One of the most commonly asked questions, and undoubtedly, the most annoying of problems, is driveshaft vibrations. I'll admit to having had my share of these problems.
Whenever a vehicle's ride height is increased through suspension modification, the driveshaft angle is also increased. This often results in unequal operating angles of the connecting U-joints. While they're still turning the same rotational speed, the joints can slow down and speed up at independent rates, which often results in vibration. While not textbook-correct, I've found that when a short shaft and excessive angles are encountered, it's often possible to alleviate most of the vibration by pointing the pinion yoke almost directly in line with the driveshaft. Actually, I like to have the pinion point about 1 1/2 degrees downward. It helps prevent some pinion "climb'' and provides for near-perfect alignment when under load. Sometimes it may be necessary to include a CV-type joint at the transfer-case end.

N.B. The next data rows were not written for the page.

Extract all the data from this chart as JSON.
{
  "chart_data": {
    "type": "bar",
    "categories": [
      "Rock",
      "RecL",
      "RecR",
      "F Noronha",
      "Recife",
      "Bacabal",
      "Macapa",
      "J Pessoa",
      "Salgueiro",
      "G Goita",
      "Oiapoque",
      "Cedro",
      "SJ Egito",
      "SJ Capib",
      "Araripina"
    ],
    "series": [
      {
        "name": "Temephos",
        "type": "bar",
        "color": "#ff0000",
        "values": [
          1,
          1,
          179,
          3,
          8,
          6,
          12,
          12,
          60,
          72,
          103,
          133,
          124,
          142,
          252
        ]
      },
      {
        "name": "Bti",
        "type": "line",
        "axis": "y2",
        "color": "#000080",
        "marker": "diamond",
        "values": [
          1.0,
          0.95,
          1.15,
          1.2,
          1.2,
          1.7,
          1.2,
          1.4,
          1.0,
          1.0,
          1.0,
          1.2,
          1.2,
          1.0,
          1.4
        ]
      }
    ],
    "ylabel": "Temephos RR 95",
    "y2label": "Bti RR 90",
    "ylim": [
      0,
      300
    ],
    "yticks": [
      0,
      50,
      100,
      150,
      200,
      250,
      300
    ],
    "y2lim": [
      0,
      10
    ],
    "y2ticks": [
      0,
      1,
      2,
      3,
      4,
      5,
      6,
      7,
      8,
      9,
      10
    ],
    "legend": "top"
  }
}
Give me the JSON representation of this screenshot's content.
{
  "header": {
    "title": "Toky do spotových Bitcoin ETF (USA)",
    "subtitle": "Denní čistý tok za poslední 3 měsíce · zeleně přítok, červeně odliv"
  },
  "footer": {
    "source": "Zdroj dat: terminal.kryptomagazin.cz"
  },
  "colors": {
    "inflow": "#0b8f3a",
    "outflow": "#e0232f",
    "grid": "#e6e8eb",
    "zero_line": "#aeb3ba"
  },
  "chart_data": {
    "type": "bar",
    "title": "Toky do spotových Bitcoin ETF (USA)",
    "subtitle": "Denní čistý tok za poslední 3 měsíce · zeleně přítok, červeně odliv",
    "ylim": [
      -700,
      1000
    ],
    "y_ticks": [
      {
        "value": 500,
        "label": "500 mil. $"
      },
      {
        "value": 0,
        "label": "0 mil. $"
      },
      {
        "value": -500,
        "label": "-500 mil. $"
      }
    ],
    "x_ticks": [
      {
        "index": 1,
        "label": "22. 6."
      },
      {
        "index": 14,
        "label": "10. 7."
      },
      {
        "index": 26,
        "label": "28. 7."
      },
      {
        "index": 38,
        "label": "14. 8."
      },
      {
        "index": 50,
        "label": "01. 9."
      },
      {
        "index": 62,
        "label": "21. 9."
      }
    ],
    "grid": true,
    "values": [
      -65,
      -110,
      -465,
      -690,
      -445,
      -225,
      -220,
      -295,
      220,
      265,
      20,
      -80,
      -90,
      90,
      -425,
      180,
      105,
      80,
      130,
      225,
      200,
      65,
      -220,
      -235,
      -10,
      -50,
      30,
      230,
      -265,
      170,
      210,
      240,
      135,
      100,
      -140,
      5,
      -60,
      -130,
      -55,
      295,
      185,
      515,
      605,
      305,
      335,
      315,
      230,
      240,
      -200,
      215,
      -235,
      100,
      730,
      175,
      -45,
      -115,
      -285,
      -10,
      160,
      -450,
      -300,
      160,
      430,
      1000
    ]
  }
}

A common method to alleviate excessive U-joint angles is to lower the transfer case and turn the pinion yoke upward by inserting shims between the spring and axle pad. While this may work, shims have a nasty habit of breaking and falling out. Another problem is that they don't often allow for full spring center pin engagement to hold the axle in place. Over the years, I've made my own shims, built longer-headed center pins, and finally resorted to cutting free and rewelding the axle pads to the axle themselves. After doing the cut-and-reweld gig three different times on my Jeep due to suspension changes, I decided there had to be a better way.
The adjustable spring pads shown in the photo were simple to make and offer unlimited adjustment of pinion angle. Construction was pretty straightforward. I located a section of tubing just slightly smaller than the axle tube diameter. A section the length of the distance between the U-bolts was cut in two lengthwise, giving me two half-rounds. The two half-round pieces were placed over the axle tube and held with a C-clamp. Two pieces of heavy-wall, 5/8- inch-inner diameter tubing were welded to the opposite sides of the half-sections with a temporary spacer between them and a bolt for proper alignment. These were then removed from the axle, bolted back together, and the lower section of the two halves welded to a spring pad. The upper half section of tubing was drilled and tapped for a 1/4-inch Allen-head center screw.
Now, the adjustable spring pad can be bolted in place on the axle tube, the U-bolts and springs connected, and the complete rearend housing rotated to the selected pinion angle. Once you've established the correct pinion angle through trial and error, a dimple in the axle tube can be made to tighten the set screw into as an extra measure to prevent rotation.